Mack didn’t want to sit down. He needed to do something to stop his stomach from churning. Sensing trouble, he stood and waited for her to continue.
“Mack, we found something, but it’s not good news.”
He fumbled for the right words. “Did you find Missy?” It was the question that he didn’t want to hear the answer to, but desperately needed to know.
“No, we didn’t find her.” Sam paused and started to stand up. “But, I do need you to come and identify something we found down in that old shack. I need to know if it was-” she caught herself, but it was too late, “I mean, if it is hers.”
His gaze went to the ground. He again felt a million years old, almost wishing he could somehow turn himself into a big unfeeling rock.
“Oh, Mack, I’m so sorry,” Sam apologized, standing up. “Look, we can do this later if you like. I just thought…”
He couldn’t look at her and even found it difficult to come up with words that he could speak without falling apart. He could feel the dam about to burst again. “Let’s do it now,” he mumbled softly. “I want to know everything there is to know.”
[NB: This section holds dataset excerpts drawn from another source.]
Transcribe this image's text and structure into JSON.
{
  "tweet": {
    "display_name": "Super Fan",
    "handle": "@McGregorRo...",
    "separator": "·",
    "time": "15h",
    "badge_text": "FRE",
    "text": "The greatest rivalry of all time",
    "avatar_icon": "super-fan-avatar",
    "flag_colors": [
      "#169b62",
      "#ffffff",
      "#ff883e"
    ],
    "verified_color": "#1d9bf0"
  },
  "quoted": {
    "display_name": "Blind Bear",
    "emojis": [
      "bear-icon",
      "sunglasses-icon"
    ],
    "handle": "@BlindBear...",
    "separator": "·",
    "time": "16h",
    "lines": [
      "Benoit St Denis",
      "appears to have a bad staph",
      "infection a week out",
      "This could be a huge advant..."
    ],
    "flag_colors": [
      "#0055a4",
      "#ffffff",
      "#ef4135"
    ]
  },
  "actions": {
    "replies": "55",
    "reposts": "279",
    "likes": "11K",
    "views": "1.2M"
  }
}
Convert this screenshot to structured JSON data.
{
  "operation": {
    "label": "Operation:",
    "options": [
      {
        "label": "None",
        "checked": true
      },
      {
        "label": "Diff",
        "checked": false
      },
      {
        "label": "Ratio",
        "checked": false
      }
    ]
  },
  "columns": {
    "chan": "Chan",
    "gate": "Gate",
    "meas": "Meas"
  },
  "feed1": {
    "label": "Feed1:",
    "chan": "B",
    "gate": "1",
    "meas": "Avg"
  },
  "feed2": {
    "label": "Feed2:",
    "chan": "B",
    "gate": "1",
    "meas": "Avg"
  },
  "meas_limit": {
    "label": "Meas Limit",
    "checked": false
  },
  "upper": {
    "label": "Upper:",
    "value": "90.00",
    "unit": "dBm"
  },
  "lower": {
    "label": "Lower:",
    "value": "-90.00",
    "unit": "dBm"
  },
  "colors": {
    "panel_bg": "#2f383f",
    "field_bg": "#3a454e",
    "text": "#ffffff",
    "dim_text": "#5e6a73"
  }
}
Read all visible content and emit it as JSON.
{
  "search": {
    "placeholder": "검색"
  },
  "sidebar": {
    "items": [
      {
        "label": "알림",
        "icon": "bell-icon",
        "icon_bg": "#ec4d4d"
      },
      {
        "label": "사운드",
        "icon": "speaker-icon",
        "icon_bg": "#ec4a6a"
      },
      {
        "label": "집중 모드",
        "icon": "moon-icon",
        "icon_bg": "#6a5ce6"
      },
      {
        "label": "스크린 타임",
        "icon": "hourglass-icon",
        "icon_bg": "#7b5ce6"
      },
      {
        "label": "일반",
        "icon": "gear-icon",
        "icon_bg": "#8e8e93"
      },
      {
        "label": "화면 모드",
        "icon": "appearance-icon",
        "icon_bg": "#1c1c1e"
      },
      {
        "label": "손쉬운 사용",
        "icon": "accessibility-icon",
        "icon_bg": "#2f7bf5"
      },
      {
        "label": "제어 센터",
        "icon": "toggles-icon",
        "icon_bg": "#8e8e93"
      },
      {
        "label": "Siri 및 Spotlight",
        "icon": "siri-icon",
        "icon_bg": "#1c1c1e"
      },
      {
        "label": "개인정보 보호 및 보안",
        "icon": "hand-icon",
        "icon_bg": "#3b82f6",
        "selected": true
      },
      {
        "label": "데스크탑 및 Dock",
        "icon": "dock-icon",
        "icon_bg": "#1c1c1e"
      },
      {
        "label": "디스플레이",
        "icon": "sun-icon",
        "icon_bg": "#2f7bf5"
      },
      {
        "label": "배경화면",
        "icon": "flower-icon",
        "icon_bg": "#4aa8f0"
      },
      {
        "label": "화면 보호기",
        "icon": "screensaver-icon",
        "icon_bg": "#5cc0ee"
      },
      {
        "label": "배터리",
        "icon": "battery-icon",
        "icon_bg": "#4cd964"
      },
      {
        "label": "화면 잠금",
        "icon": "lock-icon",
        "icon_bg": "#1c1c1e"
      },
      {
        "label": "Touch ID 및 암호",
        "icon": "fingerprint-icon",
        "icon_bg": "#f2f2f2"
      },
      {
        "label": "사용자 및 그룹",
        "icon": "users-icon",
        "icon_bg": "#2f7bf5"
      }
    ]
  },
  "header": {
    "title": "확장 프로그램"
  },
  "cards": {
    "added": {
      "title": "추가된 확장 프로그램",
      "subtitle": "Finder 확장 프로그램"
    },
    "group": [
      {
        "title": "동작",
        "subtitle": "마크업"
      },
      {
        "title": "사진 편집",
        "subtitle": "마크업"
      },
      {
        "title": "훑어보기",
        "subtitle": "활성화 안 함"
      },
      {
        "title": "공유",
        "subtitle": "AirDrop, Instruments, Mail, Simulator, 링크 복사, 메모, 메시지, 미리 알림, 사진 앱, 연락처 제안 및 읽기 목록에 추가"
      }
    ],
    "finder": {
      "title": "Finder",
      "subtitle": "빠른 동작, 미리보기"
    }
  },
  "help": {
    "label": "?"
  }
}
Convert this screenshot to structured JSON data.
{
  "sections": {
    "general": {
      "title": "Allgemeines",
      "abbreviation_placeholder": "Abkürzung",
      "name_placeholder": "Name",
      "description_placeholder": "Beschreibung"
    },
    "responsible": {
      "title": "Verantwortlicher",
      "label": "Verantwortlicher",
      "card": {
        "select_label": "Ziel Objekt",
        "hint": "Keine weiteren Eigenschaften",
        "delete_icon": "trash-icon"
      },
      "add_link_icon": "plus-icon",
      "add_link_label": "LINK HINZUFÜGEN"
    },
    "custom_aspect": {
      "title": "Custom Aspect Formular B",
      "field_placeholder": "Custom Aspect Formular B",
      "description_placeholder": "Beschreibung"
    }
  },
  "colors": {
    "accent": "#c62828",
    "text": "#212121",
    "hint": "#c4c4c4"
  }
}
Wikowsky must have signaled the others because, although Mack didn’t hear anything, he suddenly felt Emil and Tommy each take one of his arms as they turned and followed the special agent down the short path to the shack. Three grown men, arms locked in some special grace of solidarity, walking together, each one toward his own worst nightmare.
A member of the forensic team opened the door of the shack to let them in. Generator-powered lighting illuminated every part of the main room. Shelving lined the walls, an old table, a few chairs, and an old sofa that someone had hauled in with no little effort. Mack immediately saw what he had come to identify and, turning, crumpled into the arms of his two friends and began to weep uncontrollably. On the floor by the fireplace lay Missy’s torn and blood-soaked red dress.
For Mack, the next few days and weeks became an emotion-numbing blur of interviews with law enforcement and the press, followed by a memorial service for Missy with a small empty coffin and an endless sea of faces, all sad as they paraded by, no one knowing what to say. Sometime during the weeks that followed, Mack began the slow and painful merging back into everyday life.
The Little Ladykiller, it seemed, was credited with taking his fifth victim, Melissa Anne Phillips. As was true in the other four cases, authorities never recovered Missy’s body, even though search teams had scoured the forest around the shack for days after its discovery. As in every other instance, the killer had left no fingerprints and no DNA. He’d left no useful evidence anywhere, only the pin. It was as if the man were a ghost.